Она стояла, выпрямившись, посреди комнаты, пока за последним из них не закрылась дверь.
Немного погодя она взяла свечу и зажгла ее. В окно она увидела чей-то силуэт на холме. Это был Джозеф Пайкс. Она знала, что он будет стоять там всю ночь, но не стала кричать ему, чтобы он ушел. Больше она не смотрела в окно, но знала, что он и так там. И это помогало скоротать оставшиеся часы.
Она подошла к гробу и посмотрела на Уильяма Симмонса. Глядя на его руки, дна видела, как они двигались. Она видела, как они держали вожжи, встряхивали их. Она помнила, как оттопыривались его губы, когда экипаж скользил по лунному лугу за спокойно шагающей лошадью, а вокруг тянулись тени. Она знала, как эти руки обнимают.
Она пощупала его костюм.
— Это не тот костюм, в котором он был похоронен! — вдруг вскрикнула она.

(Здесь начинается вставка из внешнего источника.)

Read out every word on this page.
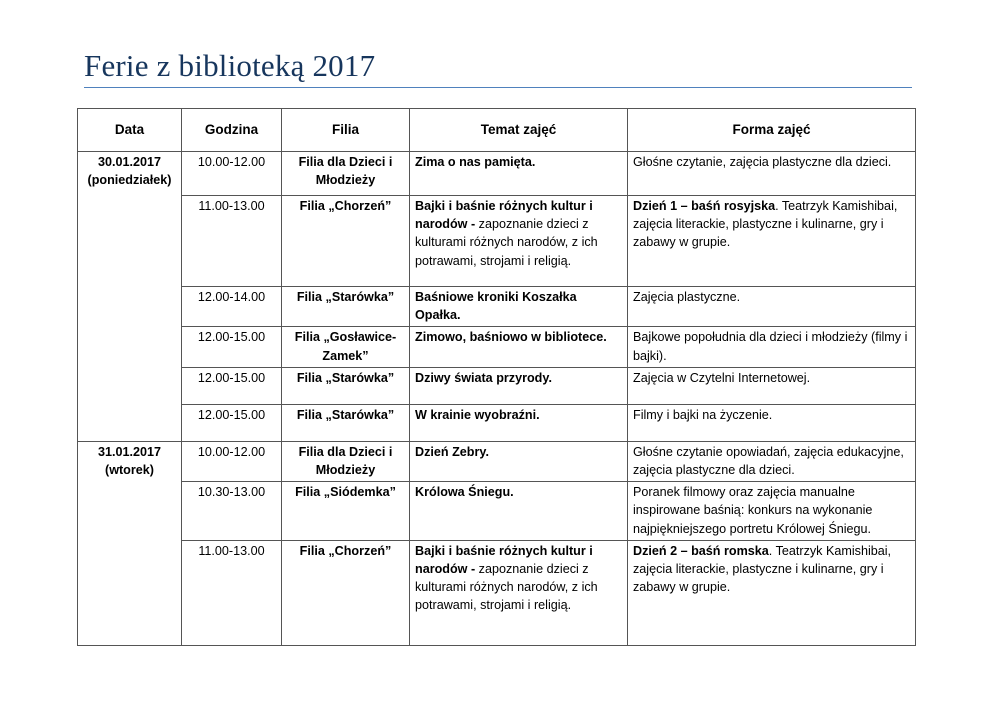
Ferie z biblioteką 2017
Data	Godzina	Filia	Temat zajęć	Forma zajęć

30.01.2017
(poniedziałek)	10.00-12.00	Filia dla Dzieci i Młodzieży	Zima o nas pamięta.	Głośne czytanie, zajęcia plastyczne dla dzieci.

	11.00-13.00	Filia „Chorzeń”	Bajki i baśnie różnych kultur i narodów - zapoznanie dzieci z kulturami różnych narodów, z ich potrawami, strojami i religią.	Dzień 1 – baśń rosyjska. Teatrzyk Kamishibai, zajęcia literackie, plastyczne i kulinarne, gry i zabawy w grupie.

	12.00-14.00	Filia „Starówka”	Baśniowe kroniki Koszałka Opałka.	Zajęcia plastyczne.

	12.00-15.00	Filia „Gosławice-Zamek”	Zimowo, baśniowo w bibliotece.	Bajkowe popołudnia dla dzieci i młodzieży (filmy i bajki).

	12.00-15.00	Filia „Starówka”	Dziwy świata przyrody.	Zajęcia w Czytelni Internetowej.

	12.00-15.00	Filia „Starówka”	W krainie wyobraźni.	Filmy i bajki na życzenie.

31.01.2017
(wtorek)	10.00-12.00	Filia dla Dzieci i Młodzieży	Dzień Zebry.	Głośne czytanie opowiadań, zajęcia edukacyjne, zajęcia plastyczne dla dzieci.

	10.30-13.00	Filia „Siódemka”	Królowa Śniegu.	Poranek filmowy oraz zajęcia manualne inspirowane baśnią: konkurs na wykonanie najpiękniejszego portretu Królowej Śniegu.

	11.00-13.00	Filia „Chorzeń”	Bajki i baśnie różnych kultur i narodów - zapoznanie dzieci z kulturami różnych narodów, z ich potrawami, strojami i religią.	Dzień 2 – baśń romska. Teatrzyk Kamishibai, zajęcia literackie, plastyczne i kulinarne, gry i zabawy w grupie.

И все-таки она знала, что это тот самый костюм.
Шестьдесят лет изменили не покрой его костюма, а образ ее мыслей.
Охваченная внезапным страхом, она долго искала свои очки, пока наконец не нашла и не одела их.

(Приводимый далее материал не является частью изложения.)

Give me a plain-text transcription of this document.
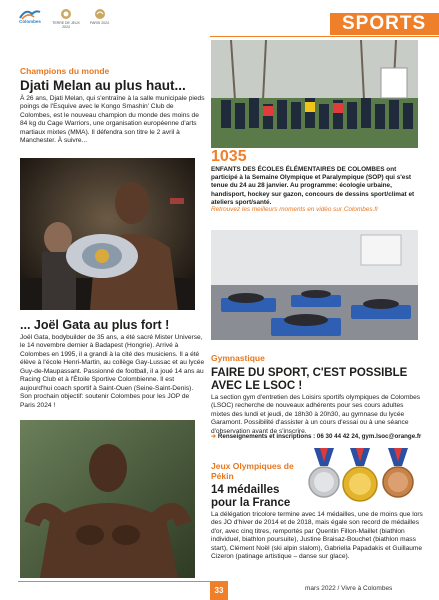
Colombes	TERRE DE JEUX 2024
PARIS 2024	SPORTS
Champions du monde
Djati Melan au plus haut...
À 26 ans, Djati Melan, qui s'entraîne à la salle municipale pieds poings de l'Esquive avec le Kongo Smashin' Club de Colombes, est le nouveau champion du monde des moins de 84 kg du Cage Warriors, une organisation européenne d'arts martiaux mixtes (MMA). Il défendra son titre le 2 avril à Manchester. À suivre...
... Joël Gata au plus fort !
Joël Gata, bodybuilder de 35 ans, a été sacré Mister Universe, le 14 novembre dernier à Badapest (Hongrie). Arrivé à Colombes en 1995, il a grandi à la cité des musiciens. Il a été élève à l'école Henri-Martin, au collège Gay-Lussac et au lycée Guy-de-Maupassant. Passionné de football, il a joué 14 ans au Racing Club et à l'Étoile Sportive Colombienne. Il est aujourd'hui coach sportif à Saint-Ouen (Seine-Saint-Denis). Son prochain objectif: soutenir Colombes pour les JOP de Paris 2024 !
1035
ENFANTS DES ÉCOLES ÉLÉMENTAIRES DE COLOMBES ont participé à la Semaine Olympique et Paralympique (SOP) qui s'est tenue du 24 au 28 janvier. Au programme: écologie urbaine, handisport, hockey sur gazon, concours de dessins sport/climat et ateliers sport/santé.
Retrouvez les meilleurs moments en vidéo sur Colombes.fr
Gymnastique
FAIRE DU SPORT, C'EST POSSIBLE AVEC LE LSOC !
La section gym d'entretien des Loisirs sportifs olympiques de Colombes (LSOC) recherche de nouveaux adhérents pour ses cours adultes mixtes des lundi et jeudi, de 18h30 à 20h30, au gymnase du lycée Garamont. Possibilité d'assister à un cours d'essai ou à une séance d'observation avant de s'inscrire.
➔ Renseignements et inscriptions : 06 30 44 42 24, gym.lsoc@orange.fr
Jeux Olympiques de Pékin
14 médailles pour la France
La délégation tricolore termine avec 14 médailles, une de moins que lors des JO d'hiver de 2014 et de 2018, mais égale son record de médailles d'or, avec cinq titres, remportés par Quentin Fillon-Maillet (biathlon individuel, biathlon poursuite), Justine Braisaz-Bouchet (biathlon mass start), Clément Noël (ski alpin slalom), Gabriella Papadakis et Guillaume Cizeron (patinage artistique – danse sur glace).
33	mars 2022 / Vivre à Colombes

— Так ведь это не же не Уильям Симмонс! — вскрикнула она.
Она знала, что и это было неправдой. Это был Уильям Симмонс.
— Его подбородок был не таким, — тихо и здраво рассуждала она. — Или был? А волосы? Они были прекрасного каштанового цвета, я помню! А эти волосы просто коричневые. И его нос… я не помню, чтобы он был таким острым!
Она стояла над этим чужим человеком и, чем дольше смотрела, тем больше убеждалась, что это действительно Уильям Симмонс. Она знала, всегда знала одну вещь: память об умерших подобна воску, вы мысленно берете их, лепите по своему усмотрению, сжимаете и растягиваете, уберете там, добавите здесь, вытягиваете тело в длину, перекраиваете, ваяете и завершаете человека вашей памяти, и тогда он совсем не похож на себя настоящего.
У нее было явственное чувство потери. Она пожалела о том, что открыла гроб. Хотелось хотя бы снять очки. Сперва она видела его неясно, как раз таким, каким создало ее богатое воображение. А теперь, одев очки…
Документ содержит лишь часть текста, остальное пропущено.